「仮想通貨で一気に資産形成できる」——そんな話を耳にしたことがあるかもしれません。でも初心者がいきなり手を出すのは、FPねことしてはおすすめできません。理由と、知っておくべき税金のしくみを解説します。
仮想通貨(暗号資産)とは
仮想通貨(暗号資産)は、ビットコインやイーサリアムに代表される、インターネット上でやり取りされるデジタル資産です。価格の変動が非常に大きく、短期間で2倍3倍になることもあれば、半分以下に暴落することもあります。ハイリスク・ハイリターンの代表格です。株式インデックスのような「世界経済の成長に乗る」投資とは、性質がまったく異なります。


税金が「株式より不利」という落とし穴(現行)
仮想通貨の利益は、現行では「雑所得」として総合課税になります。給与など他の所得と合算され、所得が多い人ほど税率が上がる仕組みで、住民税と合わせると最大約55%もの税率がかかります。株式投資の利益が一律20.315%なのと比べると、大きく不利です。「儲かっても、半分以上を税金で持っていかれる」可能性があるのです。


「税金の計算が複雑」も初心者泣かせ
仮想通貨は、税金の計算自体が非常に複雑です。売買のたびに損益を計算するのはもちろん、仮想通貨で別の仮想通貨を買ったとき、仮想通貨で買い物をしたとき、ステーキングやエアドロップで受け取ったときなど、さまざまな場面で課税が発生し、その都度の時価で損益を計算する必要があります。
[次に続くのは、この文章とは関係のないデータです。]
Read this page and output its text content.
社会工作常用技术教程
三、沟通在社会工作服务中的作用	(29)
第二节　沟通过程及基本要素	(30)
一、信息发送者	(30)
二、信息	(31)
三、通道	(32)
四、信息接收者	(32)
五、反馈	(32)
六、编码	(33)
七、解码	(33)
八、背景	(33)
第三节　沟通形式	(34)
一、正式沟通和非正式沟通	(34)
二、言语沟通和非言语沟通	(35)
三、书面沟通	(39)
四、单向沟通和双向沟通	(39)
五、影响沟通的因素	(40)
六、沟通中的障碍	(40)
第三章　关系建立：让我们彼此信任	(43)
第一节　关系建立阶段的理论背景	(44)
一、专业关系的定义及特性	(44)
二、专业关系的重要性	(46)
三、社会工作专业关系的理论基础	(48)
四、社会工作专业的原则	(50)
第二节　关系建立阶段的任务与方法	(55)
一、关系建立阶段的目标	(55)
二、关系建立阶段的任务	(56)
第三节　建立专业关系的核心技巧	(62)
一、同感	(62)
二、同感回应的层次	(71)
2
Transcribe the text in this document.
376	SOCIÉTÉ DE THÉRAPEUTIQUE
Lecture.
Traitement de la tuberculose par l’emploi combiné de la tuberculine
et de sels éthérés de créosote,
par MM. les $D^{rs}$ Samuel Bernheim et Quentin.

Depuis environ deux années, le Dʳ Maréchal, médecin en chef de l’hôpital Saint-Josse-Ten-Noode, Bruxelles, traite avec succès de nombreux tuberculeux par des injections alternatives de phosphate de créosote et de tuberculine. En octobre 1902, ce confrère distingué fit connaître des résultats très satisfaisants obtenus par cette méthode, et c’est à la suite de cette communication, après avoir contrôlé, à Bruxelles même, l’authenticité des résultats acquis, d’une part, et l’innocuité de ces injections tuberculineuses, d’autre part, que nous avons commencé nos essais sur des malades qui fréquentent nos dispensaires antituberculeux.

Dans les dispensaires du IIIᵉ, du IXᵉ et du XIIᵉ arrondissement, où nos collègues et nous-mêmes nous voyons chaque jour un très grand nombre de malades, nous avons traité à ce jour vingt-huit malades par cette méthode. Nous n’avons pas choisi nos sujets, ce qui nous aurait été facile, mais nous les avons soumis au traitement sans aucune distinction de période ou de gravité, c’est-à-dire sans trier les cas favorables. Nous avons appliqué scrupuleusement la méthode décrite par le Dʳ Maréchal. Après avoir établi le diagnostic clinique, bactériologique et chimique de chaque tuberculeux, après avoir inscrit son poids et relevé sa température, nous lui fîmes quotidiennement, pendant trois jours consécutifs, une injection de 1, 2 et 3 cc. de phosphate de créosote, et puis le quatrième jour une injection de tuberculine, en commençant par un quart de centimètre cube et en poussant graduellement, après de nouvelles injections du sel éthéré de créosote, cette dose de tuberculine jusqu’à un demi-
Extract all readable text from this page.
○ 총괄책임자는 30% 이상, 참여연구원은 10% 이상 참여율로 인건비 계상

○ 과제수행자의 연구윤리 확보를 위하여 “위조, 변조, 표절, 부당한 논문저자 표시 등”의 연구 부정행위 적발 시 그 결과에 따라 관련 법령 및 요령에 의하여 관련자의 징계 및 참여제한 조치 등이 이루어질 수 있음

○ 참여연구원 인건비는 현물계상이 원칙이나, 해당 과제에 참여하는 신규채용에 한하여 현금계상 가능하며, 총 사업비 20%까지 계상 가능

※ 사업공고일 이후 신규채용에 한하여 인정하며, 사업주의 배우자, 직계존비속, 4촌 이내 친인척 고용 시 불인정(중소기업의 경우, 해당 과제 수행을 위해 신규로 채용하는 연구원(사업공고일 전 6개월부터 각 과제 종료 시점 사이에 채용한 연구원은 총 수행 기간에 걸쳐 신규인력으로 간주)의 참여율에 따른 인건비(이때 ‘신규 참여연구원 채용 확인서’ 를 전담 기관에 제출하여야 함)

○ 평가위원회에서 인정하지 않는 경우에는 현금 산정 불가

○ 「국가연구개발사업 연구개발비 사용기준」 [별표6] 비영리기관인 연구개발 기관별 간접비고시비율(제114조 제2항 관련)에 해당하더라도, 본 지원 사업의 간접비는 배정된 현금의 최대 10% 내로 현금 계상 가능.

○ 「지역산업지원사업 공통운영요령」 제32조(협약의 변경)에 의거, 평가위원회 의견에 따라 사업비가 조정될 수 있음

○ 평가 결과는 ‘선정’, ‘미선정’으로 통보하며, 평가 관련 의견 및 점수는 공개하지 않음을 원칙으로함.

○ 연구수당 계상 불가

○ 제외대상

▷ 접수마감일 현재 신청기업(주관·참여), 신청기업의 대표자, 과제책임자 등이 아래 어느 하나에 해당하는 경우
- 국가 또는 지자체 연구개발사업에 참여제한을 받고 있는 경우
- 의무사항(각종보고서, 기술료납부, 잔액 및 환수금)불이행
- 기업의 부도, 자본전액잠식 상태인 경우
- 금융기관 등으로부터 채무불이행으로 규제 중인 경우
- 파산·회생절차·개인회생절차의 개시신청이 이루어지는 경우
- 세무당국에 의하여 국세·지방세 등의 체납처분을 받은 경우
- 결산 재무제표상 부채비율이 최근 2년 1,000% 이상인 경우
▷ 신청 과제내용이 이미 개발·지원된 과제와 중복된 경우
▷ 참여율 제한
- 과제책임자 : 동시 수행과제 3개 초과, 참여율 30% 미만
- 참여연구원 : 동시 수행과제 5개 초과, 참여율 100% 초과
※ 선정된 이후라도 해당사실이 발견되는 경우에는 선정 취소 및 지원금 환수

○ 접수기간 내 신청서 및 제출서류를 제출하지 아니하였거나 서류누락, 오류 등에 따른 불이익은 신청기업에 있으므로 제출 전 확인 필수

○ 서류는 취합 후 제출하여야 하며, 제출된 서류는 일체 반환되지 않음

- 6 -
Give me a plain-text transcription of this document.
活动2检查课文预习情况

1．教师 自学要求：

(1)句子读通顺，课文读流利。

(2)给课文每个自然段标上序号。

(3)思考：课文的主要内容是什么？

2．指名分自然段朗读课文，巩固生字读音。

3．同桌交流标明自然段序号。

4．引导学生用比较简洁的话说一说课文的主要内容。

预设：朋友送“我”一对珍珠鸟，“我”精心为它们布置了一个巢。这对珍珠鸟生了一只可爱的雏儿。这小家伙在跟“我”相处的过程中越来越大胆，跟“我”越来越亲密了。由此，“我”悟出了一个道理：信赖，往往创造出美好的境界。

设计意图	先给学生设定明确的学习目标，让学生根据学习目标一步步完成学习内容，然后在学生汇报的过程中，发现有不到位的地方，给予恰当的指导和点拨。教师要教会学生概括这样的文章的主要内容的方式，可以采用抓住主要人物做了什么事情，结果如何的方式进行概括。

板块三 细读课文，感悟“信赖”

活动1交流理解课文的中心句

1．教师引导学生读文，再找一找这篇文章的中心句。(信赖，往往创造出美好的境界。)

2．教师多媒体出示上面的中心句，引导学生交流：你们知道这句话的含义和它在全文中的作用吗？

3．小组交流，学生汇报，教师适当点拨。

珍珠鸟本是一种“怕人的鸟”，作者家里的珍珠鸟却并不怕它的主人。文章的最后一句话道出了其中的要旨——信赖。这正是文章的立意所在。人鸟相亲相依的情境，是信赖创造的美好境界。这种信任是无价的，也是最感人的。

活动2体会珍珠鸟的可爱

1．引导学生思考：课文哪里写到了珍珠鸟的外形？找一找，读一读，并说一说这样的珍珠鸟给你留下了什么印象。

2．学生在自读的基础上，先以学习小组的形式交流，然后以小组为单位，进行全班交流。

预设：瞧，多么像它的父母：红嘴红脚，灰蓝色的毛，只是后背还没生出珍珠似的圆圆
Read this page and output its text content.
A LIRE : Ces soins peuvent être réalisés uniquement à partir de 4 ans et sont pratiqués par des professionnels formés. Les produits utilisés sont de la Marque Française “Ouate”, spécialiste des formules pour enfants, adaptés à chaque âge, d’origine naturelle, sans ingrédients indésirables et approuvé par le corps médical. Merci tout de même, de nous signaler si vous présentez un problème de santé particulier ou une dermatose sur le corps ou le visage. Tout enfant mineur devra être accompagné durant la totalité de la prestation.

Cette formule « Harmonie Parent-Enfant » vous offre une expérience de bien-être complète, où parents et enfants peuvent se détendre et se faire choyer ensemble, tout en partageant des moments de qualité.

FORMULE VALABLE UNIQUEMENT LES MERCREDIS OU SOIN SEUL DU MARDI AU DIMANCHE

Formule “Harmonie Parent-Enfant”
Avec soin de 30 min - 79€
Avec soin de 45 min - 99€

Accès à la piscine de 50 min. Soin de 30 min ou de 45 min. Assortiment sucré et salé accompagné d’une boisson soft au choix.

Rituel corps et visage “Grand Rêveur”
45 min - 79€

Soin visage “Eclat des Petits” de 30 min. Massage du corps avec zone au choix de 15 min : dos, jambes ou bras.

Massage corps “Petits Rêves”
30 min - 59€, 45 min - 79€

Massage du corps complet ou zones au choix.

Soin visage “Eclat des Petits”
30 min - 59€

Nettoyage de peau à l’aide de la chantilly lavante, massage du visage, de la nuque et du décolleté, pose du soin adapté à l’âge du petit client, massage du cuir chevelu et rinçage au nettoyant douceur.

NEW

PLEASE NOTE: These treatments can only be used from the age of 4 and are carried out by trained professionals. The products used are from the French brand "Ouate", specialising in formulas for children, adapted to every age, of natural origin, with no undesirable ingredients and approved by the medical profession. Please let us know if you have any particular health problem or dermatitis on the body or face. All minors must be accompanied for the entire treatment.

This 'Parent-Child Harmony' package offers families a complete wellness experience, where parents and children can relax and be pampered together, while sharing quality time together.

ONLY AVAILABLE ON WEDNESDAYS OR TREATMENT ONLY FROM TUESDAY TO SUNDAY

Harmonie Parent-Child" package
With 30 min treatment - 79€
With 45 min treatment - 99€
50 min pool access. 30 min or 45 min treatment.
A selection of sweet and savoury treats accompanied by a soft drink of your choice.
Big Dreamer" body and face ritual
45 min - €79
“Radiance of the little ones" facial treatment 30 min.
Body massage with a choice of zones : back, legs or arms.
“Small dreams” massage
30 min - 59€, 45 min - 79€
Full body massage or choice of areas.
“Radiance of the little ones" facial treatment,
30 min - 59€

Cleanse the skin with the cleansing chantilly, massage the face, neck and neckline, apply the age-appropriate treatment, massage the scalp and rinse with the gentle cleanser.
取引が多いと、年末に膨大な計算を強いられることも。株式(証券会社が損益を計算してくれる)と違い、自分で記録・計算しなければならない負担も、初心者には大きなハードルです。


初心者が気をつけるべきこと
- 余裕資金のごく一部だけ:最悪ゼロになっても生活に影響しない範囲で
- レバレッジ(借金的な取引)はしない:一瞬で資産を失うリスク
- 「必ず儲かる」話は詐欺:仮想通貨を使った投資詐欺が非常に多い
- 税金の申告を忘れない:利益が出たら確定申告が必要(現行は雑所得)
- 取引所・ウォレットの管理に注意:ハッキングや秘密鍵の紛失で失うことも


それでも持つなら「コア・サテライト」で
どうしても仮想通貨に興味があるなら、付き合い方を工夫しましょう。資産の土台(コア)はNISAのインデックス投資で固め、仮想通貨は余裕資金のごく一部(サテライト・全資産の数%まで)にとどめる。こうすれば、仮想通貨が暴落しても全体へのダメージは限定的で、もし大きく上がれば上乗せのリターンを楽しめます。間違っても、生活費や老後資金、まして借金をして仮想通貨に突っ込むのは厳禁。「失っても困らないお金で、遊びの範囲で」が鉄則です。


結局どうすればいい?
仮想通貨は値動きが激しく、税制面でも現状は不利(雑所得・総合課税で最大約55%)。初心者の資産形成の中心に据えるべきではありません。まずはNISAでオルカンやS&P500のインデックス投資という”土台”を固めること。仮想通貨に興味があっても、それは土台ができたあと、失っても困らない余裕資金のごく一部にとどめましょう。「必ず儲かる」という勧誘は詐欺を疑い、利益が出たら確定申告も忘れずに。